The Fortunate Pilgrim - Mario Puzo [17]
In the gay light of winter, the mother walked to the Weehawken Ferry at 42nd Street, and for the first time since coming from Italy, she rode water again. In Jersey, finding a streetcar, she showed a slip of paper with the address on it, and then walked many blocks until a friendly woman took her by the hand and guided her to the dwelling of Filomena.
Ah, what a pretty house it was for the devil to live in. It had a pointed roof, like nothing she had ever seen in Italy, as if it were a plaything, not to be used for people full grown. It was white and clean, with blue shutters and a closed-in porch. Lucia Santa was suddenly timid. People so well off would never practice treachery on a poor woman like herself. The breaking of the Sunday promise could be explained in many ways. Still, she knocked on the side of the porch. She went through the screen door and knocked on the door of the house. She knocked again and again.
The stillness was frightening; as if the house were deserted. Lucia Santa went weak with fear. Then, inside the house, her baby began to wail, and she was ashamed of her terrible, ridiculous suspicion. Patience. The baby’s wailing turned to shrieks of terror. Her mind went blank. She pushed against the door and went into the hallway and up the stairs, tracing those shrieks to a bedroom.
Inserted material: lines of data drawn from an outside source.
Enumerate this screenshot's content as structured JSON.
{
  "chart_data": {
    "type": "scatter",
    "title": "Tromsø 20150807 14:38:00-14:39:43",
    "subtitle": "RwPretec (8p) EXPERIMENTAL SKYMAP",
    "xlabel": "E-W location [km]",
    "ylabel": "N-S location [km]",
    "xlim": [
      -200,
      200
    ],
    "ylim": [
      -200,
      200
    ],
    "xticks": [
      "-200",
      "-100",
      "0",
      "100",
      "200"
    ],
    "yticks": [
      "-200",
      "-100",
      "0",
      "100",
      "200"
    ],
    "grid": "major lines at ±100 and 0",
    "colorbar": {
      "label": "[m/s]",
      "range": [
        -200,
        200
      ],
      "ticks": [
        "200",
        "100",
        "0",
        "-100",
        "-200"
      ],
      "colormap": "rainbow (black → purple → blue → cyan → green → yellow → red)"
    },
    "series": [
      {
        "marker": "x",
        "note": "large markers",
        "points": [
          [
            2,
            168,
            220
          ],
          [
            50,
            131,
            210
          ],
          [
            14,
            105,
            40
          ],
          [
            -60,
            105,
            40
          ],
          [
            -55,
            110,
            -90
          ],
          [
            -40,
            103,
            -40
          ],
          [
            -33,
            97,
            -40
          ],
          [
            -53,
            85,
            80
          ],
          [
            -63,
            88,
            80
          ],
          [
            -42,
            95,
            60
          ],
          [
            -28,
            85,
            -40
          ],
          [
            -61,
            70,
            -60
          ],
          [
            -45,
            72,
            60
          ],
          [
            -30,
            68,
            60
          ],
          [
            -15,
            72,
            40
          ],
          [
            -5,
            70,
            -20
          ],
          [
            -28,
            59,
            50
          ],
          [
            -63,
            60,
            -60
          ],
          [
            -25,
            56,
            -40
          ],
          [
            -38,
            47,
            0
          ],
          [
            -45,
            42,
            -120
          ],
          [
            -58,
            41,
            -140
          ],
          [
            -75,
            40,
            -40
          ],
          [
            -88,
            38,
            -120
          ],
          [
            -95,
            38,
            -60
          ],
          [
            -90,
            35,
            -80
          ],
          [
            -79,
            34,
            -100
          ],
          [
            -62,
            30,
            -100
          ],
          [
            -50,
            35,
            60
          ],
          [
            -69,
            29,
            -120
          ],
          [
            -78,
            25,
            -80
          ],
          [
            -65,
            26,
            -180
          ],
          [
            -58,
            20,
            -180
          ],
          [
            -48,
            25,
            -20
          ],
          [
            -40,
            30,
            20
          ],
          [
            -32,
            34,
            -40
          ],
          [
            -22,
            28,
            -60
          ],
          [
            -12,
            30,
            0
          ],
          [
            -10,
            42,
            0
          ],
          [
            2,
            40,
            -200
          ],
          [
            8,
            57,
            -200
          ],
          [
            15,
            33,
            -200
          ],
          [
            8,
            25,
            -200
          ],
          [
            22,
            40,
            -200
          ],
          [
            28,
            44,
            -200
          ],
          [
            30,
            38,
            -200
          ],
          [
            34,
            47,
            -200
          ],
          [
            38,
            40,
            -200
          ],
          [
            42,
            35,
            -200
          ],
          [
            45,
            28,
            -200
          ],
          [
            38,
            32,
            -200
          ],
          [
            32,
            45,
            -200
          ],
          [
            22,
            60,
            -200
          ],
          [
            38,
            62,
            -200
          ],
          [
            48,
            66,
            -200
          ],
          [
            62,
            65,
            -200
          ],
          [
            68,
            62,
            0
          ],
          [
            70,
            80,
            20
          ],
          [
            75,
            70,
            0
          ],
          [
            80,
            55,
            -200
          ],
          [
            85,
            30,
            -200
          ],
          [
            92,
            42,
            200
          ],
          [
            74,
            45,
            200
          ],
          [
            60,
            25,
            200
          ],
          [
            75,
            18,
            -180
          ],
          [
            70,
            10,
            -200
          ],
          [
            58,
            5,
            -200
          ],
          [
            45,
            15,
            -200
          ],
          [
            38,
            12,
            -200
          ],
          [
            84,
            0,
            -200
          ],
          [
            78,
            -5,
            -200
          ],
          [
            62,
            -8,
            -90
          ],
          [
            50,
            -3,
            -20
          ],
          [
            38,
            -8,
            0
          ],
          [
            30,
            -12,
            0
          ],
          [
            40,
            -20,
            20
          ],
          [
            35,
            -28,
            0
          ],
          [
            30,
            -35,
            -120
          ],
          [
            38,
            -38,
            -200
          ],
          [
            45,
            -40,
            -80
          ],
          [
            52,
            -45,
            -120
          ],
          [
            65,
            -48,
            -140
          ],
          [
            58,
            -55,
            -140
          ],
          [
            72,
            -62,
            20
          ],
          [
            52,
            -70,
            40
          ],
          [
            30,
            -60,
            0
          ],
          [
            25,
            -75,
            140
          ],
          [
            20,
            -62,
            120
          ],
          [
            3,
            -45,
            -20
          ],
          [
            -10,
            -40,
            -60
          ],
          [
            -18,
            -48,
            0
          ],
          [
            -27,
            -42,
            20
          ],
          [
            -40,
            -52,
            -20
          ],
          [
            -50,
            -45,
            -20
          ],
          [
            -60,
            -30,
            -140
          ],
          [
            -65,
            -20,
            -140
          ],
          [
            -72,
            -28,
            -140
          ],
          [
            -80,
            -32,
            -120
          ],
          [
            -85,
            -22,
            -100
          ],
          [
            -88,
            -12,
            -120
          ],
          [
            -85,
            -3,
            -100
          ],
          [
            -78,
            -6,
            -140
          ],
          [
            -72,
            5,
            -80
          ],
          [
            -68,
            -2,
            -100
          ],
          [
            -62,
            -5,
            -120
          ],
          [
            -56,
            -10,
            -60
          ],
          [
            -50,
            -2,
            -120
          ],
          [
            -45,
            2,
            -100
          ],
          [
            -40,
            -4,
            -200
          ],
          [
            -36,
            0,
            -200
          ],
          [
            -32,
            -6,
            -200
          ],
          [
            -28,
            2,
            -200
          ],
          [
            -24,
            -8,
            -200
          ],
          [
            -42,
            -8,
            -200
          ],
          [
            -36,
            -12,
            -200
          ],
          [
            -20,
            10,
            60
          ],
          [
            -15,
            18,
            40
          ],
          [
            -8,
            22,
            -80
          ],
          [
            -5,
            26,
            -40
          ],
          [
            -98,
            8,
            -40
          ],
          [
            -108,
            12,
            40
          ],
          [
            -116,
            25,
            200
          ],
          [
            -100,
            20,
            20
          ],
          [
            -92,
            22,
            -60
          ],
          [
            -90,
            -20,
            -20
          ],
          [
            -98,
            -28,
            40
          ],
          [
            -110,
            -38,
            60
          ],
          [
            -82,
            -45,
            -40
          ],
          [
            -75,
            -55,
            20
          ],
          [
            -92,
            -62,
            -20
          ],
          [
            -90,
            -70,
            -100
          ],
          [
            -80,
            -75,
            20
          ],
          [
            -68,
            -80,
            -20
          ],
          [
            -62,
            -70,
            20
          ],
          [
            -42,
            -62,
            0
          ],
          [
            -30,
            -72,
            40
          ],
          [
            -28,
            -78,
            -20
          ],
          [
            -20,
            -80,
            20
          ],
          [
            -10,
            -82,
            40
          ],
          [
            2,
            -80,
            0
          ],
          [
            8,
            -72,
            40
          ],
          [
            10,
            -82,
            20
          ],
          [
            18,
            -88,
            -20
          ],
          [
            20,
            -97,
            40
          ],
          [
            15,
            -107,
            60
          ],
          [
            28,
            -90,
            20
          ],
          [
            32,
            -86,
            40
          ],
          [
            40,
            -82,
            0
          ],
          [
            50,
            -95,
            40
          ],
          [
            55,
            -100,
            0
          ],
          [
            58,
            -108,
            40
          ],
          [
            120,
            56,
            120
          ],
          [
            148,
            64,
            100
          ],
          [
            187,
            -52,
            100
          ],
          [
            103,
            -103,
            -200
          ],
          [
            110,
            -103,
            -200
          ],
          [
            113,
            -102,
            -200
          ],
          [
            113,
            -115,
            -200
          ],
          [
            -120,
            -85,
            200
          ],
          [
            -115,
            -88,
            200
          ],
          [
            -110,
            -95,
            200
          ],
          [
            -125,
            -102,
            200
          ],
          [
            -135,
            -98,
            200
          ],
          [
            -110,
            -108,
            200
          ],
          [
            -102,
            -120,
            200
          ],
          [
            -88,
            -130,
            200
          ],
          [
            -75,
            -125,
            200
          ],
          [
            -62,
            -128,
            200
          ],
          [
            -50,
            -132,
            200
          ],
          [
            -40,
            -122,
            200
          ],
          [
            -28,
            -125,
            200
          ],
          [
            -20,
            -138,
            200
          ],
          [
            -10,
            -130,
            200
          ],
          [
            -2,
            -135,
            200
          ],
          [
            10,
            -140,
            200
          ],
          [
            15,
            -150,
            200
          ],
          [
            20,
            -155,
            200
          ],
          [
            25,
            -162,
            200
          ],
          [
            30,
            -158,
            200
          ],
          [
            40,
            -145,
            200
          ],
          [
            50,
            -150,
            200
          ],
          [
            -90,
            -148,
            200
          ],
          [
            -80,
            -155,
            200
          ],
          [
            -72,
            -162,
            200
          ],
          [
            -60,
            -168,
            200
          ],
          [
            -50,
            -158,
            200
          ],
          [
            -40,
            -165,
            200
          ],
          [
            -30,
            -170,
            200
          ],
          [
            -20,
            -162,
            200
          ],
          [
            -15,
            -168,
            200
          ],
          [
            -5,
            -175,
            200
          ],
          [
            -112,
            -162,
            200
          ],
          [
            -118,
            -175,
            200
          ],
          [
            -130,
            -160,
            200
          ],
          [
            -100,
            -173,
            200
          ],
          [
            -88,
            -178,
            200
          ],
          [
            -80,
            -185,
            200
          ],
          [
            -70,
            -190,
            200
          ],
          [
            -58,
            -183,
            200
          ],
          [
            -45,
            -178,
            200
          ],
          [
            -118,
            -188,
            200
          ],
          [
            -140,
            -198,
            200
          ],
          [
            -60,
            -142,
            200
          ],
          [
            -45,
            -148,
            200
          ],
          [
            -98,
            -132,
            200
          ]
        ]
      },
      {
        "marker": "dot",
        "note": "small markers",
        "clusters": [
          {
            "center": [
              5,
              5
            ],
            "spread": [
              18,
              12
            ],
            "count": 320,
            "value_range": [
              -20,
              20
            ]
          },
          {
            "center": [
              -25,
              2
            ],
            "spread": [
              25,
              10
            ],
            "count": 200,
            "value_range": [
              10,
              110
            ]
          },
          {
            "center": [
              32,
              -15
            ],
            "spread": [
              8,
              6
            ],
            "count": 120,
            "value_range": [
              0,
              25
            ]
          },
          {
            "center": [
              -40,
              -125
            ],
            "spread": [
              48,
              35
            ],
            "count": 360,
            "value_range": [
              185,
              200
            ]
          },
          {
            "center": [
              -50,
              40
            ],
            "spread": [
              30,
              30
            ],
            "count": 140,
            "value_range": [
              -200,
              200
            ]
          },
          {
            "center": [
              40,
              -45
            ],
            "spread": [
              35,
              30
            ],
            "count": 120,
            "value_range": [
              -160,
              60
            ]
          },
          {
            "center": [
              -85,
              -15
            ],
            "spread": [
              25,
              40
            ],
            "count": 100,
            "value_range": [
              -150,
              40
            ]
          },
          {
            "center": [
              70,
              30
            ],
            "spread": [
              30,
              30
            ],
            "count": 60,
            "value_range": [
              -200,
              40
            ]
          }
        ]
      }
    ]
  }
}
How pretty the room was; the prettiest room Vincenzo would ever have. It was all in blue, with blue curtains, a blue crib, a white stuffed toy horse standing on a little blue bureau. And in that beautiful room her son lay in his own piss. No one to change him, no one to quiet his shrieks of terror.
Lucia Santa took him in her arms. When she felt the lump of flesh warm and soaked in its own urine, when she saw the wrinkled rose face and the jet-black infant hair, she was filled with a savage, exultant joy, a knowledge that only her death could loosen this child from her. She stared around the pretty room with the dumb anger of an animal, noting all its assurances of permanency. Then she opened a bureau drawer and found some clothing to dress the baby. As she did so, Filomena came bursting into the room.
Then, then what a drama was played. Lucia Santa accused the other of heartlessness. To leave an infant alone! Filomena protested. She had only gone to help her husband open the grocery store. She had been gone fifteen minutes—no, ten. What a terrible, unlucky chance. But had not Lucia Santa herself sometimes left her infant alone? Poor people could not be as careful as they wished (how Lucia Santa sneered when Filomena included herself among the poor); their babies must be left to cry.
The mother was blind to reason, blind with an agonizing, hopeless rage, and could not say what she felt. When her child was left crying at home, it was flesh and blood of its own that came to the rescue. But what could a baby think if left alone and only a strange face appeared? But Lucia Santa said simply, “No, it’s easy to see that since this is not your own blood you don’t care to put yourself out. Go help in the store. I will bring my baby home.”
Filomena lost her temper. Shrew that she was, she shouted, “What of our bargain, then? How would I appear to my friends, that I can’t be trusted with your child? And what of all this I have bought, money thrown into air?” Then, slyly, “And we both know, more was meant than said.”
“What? What?” Lucia Santa demanded. Then it all came out.
There had been a cruel plot to do a kindness.